There is something so soul destroying about watching this happen again and again. Women, Black women--vilifying their sisters in defense of the indefensible. And once again, keyboard warriors are rightfully up in arms about the dozens of black and brown girls that have gone missing in cities across the U.S., but when we have a documented predator targeting our girls for literally decades, all some of y'all can do is talk about his music? Y'all really want to cape for this? For this? For fuck's sake, -- the man actually calls himself the goddamn Pied Piper of R&B! How fucking loaded is it that a man known for going after underage girls gave himself a name that purposefully evokes a fable about a man guilty of luring a town full of young children for his own purposes.
Then on the flip side you have the most nauseating of his defenders, the ones who immediately victim blame, placing the onus for this man's longstanding and documented predilection for young girls on the girls themselves. These are the ones that searched out and watched every frame of that sexual assault video -- no, it's not a "sex tape," it's a fucking rape on film -- their eyes pouring over every inch of the girl's frame so that they could decide that she was "too developed" to be underage, or that the things she was doing somehow proved her lack of innocence. This isn't a man that routinely uses his wealth, fame and the skills he has honed in decades spent manipulating young minds to his own ends, this is all the fault of a "fast" girl. After all, these things never happen to "good girls."
Another novel defense is the one that says that the girls should "know better." What's interesting about this, is that these folks tacitly admit that there is something to know about him, something to beware... but then somehow twists that into an indictment of the victims.
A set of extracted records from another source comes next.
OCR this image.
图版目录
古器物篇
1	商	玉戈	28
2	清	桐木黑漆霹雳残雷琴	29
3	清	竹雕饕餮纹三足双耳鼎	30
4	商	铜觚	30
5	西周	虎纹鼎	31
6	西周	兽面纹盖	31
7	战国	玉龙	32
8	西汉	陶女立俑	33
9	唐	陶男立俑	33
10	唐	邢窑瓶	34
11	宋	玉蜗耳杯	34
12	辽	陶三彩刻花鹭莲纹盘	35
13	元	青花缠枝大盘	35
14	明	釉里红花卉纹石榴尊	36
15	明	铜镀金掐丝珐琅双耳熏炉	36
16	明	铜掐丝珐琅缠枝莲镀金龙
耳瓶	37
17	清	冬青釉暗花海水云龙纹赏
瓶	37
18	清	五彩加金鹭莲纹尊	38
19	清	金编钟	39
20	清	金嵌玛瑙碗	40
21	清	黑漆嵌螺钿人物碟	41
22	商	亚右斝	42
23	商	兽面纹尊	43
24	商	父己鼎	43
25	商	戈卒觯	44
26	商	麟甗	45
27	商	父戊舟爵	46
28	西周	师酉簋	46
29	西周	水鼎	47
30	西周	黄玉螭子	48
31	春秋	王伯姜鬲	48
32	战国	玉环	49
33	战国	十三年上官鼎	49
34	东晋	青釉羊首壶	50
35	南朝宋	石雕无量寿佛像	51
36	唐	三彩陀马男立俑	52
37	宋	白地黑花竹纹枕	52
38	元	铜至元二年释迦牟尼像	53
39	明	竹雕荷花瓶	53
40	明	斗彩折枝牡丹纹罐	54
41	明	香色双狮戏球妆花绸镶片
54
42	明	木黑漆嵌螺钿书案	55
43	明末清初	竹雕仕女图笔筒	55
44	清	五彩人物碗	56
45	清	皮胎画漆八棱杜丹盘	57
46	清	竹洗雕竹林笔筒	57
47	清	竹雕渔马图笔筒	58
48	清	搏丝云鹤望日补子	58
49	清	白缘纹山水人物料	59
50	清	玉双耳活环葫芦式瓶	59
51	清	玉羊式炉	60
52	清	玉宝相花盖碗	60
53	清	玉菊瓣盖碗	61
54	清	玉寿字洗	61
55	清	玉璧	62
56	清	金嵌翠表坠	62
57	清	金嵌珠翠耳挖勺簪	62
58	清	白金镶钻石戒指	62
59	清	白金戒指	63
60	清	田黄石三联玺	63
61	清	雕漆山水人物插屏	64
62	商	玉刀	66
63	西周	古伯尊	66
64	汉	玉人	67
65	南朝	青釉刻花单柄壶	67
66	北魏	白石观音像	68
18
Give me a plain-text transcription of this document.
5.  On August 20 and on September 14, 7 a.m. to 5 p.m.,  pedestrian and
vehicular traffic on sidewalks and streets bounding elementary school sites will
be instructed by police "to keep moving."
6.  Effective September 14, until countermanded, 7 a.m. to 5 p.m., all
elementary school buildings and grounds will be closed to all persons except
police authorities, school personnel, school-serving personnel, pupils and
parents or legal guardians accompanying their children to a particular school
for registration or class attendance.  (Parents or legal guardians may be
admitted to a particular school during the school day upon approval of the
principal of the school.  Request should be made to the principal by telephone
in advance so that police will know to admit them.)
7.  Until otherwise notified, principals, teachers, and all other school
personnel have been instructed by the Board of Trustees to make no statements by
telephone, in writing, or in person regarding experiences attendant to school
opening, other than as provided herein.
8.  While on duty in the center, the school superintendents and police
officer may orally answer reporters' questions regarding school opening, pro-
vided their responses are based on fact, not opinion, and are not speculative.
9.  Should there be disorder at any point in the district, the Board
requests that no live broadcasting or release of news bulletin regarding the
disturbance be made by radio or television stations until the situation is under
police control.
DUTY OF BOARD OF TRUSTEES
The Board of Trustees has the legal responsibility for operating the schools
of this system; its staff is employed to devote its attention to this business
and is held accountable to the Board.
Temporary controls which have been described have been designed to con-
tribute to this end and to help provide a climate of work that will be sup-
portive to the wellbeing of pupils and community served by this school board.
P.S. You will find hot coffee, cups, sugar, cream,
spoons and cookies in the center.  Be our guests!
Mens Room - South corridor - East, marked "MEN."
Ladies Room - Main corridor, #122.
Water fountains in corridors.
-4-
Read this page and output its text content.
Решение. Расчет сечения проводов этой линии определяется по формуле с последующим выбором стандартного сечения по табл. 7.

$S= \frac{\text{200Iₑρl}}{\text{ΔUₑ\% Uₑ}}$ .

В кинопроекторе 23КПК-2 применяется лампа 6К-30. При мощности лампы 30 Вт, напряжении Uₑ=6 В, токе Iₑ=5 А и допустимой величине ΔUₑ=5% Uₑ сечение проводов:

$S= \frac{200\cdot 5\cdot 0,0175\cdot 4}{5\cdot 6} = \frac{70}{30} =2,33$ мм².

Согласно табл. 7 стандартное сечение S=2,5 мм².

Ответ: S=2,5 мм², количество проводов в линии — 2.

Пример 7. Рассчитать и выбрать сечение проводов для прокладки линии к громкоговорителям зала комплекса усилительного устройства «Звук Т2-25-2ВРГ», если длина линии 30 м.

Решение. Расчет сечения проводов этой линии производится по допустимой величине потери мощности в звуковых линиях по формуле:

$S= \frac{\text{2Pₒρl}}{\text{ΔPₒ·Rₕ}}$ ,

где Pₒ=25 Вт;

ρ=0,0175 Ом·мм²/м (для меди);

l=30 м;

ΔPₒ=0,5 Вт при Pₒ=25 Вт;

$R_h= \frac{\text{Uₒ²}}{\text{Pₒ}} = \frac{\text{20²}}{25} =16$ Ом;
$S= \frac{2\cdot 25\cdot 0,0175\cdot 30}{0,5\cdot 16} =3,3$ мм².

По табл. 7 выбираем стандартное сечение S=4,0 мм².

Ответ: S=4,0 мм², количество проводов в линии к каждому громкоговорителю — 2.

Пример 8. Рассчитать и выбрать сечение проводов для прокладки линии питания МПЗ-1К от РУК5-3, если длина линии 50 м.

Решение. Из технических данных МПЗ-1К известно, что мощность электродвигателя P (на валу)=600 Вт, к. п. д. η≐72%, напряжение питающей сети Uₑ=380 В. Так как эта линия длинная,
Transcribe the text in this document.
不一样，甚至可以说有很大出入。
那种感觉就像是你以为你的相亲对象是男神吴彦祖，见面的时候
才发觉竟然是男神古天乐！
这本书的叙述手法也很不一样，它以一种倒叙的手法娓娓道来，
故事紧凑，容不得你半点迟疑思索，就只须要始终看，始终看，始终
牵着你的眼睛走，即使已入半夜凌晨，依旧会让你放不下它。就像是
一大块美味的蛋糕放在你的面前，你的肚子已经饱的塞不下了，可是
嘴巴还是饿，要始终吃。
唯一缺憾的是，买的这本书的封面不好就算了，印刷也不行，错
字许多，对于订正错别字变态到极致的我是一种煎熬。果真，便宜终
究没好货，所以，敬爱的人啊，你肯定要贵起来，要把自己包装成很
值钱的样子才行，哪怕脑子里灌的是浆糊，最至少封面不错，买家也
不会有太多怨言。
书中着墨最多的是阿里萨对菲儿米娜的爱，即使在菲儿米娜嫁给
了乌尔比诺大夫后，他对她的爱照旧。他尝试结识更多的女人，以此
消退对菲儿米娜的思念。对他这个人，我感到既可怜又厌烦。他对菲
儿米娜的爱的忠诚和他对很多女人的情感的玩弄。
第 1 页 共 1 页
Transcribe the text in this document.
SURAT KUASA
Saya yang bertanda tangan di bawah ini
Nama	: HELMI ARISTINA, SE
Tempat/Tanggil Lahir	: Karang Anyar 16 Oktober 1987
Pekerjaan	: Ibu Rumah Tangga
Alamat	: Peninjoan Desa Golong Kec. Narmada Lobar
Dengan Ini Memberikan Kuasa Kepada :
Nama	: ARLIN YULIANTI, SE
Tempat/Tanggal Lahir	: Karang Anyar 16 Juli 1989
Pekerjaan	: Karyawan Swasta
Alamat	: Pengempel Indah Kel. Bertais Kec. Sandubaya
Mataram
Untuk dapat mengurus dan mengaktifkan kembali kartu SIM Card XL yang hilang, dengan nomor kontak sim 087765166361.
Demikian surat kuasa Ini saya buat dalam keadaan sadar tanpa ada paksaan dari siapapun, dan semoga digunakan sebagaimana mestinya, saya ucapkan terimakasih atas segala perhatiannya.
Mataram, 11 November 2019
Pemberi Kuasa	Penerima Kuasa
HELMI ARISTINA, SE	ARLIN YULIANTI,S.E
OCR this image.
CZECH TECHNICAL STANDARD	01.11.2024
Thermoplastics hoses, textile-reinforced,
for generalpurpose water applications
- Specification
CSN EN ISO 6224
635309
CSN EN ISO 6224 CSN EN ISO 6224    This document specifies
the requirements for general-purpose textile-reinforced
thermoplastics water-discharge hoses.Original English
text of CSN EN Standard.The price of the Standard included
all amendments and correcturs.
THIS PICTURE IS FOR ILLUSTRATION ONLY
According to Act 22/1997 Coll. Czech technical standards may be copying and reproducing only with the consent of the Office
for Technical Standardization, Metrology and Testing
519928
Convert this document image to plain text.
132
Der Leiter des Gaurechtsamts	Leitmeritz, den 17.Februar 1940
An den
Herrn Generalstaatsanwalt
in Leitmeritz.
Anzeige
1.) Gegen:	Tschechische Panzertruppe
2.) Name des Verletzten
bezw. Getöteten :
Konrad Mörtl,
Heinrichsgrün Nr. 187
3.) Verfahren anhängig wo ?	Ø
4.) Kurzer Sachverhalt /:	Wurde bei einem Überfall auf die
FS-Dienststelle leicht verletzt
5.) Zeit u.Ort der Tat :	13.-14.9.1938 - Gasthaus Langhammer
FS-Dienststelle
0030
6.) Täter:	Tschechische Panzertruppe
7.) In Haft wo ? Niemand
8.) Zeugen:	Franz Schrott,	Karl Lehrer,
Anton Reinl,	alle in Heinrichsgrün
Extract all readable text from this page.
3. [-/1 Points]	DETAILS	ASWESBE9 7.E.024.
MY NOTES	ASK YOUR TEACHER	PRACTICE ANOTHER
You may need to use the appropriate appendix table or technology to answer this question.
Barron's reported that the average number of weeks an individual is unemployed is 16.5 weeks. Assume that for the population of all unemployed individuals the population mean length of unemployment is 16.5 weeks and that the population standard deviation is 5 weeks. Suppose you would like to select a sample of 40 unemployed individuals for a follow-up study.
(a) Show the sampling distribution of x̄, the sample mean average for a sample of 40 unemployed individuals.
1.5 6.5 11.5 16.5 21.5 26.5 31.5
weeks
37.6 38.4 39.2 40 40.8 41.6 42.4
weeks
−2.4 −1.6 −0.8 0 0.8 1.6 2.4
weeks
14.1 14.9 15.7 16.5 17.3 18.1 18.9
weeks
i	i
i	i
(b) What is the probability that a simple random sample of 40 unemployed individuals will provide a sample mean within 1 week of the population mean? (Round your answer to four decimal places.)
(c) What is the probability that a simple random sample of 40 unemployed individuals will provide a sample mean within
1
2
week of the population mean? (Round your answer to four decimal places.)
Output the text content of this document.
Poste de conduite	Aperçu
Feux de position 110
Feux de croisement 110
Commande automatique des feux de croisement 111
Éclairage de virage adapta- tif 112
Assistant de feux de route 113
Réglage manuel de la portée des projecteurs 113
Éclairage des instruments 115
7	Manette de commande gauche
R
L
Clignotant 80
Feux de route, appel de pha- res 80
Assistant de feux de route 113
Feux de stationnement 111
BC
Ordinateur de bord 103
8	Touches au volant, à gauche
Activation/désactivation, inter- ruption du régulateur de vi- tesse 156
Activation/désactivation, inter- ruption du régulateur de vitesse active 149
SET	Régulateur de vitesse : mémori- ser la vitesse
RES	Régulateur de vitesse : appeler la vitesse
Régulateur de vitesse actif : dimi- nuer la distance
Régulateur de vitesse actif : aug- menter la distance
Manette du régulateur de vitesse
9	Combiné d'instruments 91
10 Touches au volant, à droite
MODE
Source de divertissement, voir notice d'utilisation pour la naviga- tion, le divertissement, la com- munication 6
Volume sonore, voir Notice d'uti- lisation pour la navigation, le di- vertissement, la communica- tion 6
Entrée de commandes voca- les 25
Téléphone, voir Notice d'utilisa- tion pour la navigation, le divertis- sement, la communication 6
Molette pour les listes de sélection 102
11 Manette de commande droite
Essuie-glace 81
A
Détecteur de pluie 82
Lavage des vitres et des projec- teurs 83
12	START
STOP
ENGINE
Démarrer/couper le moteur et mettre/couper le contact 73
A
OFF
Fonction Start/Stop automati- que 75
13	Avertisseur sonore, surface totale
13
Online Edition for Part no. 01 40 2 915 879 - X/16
Dafuq? Now, I agree that we should all know better by this time when it comes to R. Kelly, and I wish we did. I would love it if the younger generation thought that "R" stood for Rapist. But with the older generation still venerating this pervert and throwing out all manner of excuses for his actions, how can we expect our girls to know what's up? How can we expect them to "know better" when we don't expect him to do better? And how exactly does "knowing better" serve to excuse the rapist for raping?
I literally said this before, in my previous post on Kelly, and I'll keep on saying it until it's no longer true: "Women in general are not being protected from predatory men. Black girls in particular are not just being sacrificed, but when they try to speak out, they are then blamed for being victims. When we do this, we are adopting as our own the White supremacist myth that Black women are rabidly sexual creatures that lure men by their female wiles and animalistic natures. No. We must do better by our girls. But how can we do this if we can't even turn the dial when R. Kelly comes on?"